Today’s post comes from Kristina Thompson at the Jernigan Law Firm.

Cannabidiol: The New Aspirin?

Recently a doctor suggested to one of my clients that cannabidiol (CBD) might provide a pain management option for his neck pain. It’s a first (for me) to see CBD oil in a client’s medical records as a potential pain relief remedy. My client jokingly referred to CBD oil as the “new aspirin.” And, based on what I’ve learned this week, he’s probably right!
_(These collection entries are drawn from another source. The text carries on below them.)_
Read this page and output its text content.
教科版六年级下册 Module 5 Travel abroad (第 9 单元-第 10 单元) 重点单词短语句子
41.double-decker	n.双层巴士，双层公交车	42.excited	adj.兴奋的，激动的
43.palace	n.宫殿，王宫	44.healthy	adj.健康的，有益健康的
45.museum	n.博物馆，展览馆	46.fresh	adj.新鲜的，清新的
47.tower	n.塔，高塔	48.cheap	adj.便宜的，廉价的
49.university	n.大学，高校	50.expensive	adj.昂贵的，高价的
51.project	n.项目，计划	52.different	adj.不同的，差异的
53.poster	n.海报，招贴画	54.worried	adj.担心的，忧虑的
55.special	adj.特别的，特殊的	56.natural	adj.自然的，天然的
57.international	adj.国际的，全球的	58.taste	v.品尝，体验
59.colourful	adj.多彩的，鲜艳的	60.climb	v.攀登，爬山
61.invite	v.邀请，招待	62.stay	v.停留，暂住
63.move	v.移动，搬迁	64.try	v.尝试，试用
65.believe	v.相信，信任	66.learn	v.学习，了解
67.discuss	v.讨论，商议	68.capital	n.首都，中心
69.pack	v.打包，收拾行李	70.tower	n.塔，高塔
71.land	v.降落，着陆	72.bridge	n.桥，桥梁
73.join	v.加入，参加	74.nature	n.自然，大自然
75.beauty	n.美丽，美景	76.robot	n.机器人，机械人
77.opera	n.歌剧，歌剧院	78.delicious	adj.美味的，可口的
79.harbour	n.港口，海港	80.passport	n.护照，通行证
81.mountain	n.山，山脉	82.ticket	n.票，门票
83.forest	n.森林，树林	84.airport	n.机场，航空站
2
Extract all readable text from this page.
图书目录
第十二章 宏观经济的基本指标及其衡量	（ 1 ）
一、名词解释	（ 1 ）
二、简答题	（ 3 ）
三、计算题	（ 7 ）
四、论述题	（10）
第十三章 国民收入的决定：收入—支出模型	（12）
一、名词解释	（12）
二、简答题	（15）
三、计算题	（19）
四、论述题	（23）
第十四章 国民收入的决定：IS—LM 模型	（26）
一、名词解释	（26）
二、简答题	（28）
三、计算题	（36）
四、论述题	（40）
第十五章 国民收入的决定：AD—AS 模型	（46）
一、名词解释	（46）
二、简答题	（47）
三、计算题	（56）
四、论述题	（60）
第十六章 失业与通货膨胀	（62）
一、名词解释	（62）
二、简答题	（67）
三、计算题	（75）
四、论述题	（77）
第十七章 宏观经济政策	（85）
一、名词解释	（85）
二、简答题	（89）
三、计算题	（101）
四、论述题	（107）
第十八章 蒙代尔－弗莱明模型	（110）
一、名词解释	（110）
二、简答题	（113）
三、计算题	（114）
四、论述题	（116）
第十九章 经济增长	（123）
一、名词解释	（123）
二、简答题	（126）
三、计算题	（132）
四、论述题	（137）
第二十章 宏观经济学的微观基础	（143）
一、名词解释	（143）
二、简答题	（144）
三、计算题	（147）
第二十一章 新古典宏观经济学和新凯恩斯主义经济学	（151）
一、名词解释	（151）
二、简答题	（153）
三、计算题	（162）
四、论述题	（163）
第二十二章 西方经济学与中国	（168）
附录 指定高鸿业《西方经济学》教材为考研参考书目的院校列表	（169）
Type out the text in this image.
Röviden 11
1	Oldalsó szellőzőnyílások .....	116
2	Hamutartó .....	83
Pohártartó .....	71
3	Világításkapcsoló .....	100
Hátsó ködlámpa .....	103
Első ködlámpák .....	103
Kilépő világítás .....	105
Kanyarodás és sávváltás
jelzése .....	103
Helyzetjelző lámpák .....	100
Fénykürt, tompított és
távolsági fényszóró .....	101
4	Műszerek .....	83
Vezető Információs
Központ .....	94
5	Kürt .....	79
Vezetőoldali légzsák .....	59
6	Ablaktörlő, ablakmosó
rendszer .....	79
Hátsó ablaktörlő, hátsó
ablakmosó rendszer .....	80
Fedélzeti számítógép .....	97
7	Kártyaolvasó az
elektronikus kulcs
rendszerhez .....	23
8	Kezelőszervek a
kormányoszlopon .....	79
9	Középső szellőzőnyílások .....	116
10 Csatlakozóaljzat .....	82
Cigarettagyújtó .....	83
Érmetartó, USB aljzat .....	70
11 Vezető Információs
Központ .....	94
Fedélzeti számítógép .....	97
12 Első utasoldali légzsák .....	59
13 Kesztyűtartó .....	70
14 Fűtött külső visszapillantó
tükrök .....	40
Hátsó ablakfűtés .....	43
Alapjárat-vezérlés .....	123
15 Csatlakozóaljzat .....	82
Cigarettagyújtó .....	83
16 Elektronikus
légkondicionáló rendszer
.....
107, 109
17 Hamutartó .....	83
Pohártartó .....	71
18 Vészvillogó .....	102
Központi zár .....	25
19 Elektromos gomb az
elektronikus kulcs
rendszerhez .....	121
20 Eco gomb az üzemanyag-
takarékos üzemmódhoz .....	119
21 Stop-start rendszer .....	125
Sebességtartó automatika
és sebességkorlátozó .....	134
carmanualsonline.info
However, I didn’t even know the legality of CBD oil in North Carolina, how you would buy it, or how much it would cost. So, for your benefit, here is everything I learned this week about CBD oil.

CBD 101

  1. CBD oil comes from the hemp plant, not marijuana. Thus, it technically should not contain psychoactive (i.e. THC) ingredients. Should not create a “high” when used.
  1. Hemp derived CBD products are legal in North Carolina, and hemp is legal to grow in North Carolina as of 2017. However, the Drug Enforcement Administration (DEA) has not fully accepted industrial hemp.
  1. CBD stands for cannabidiol, and is advertised to help with pain relief, depression, anxiety and other ailments.
  1. CBD works by acting on the body’s endocannabidnoid system and research indicates it may have neuroprotective properties – thus making it a great option for diseases like multiple sclerosis. Studies have also shown that it may help prevent cognitive decline.
  1. Hemp extract, or CBD oil, comes in varying potencies and can cost between $39.99 to $199.99 for a 500 ml bottle.
  1. Warning: CBD products can still cause you to fail a drug test.

All very interesting BUT . . . how will this fit in the world of workers’ compensation?

Last year the Industrial Commission issued the Opioid Utilization Rules to address “the problems that can arise at the intersection of the current opioid epidemic and related issues in workers’ compensation cases.” CBD oil is not mentioned in the Opioid Rules; however, it’s estimated that over 60,000 people will die this year due to opioid misuse. Medical practices are now introducing hemp and CBD to patients suffering from chronic pain, and other illnesses, as an alternative to opioids.

The next question will be whether or not insurance companies will approve and pay for CBD oil. In my case, it appears that they will.

I hope that insurance companies and providers will continue to consider CBD. It seems a better alternative to long-term use of oxycodone. Issues of concern may be the reliability of the strain of CBD oil purchased or the ability to purchase through an online agency. One adjuster mentioned that they are paying for CBD oil in some cases, especially where medications have failed, but there may be filling issues.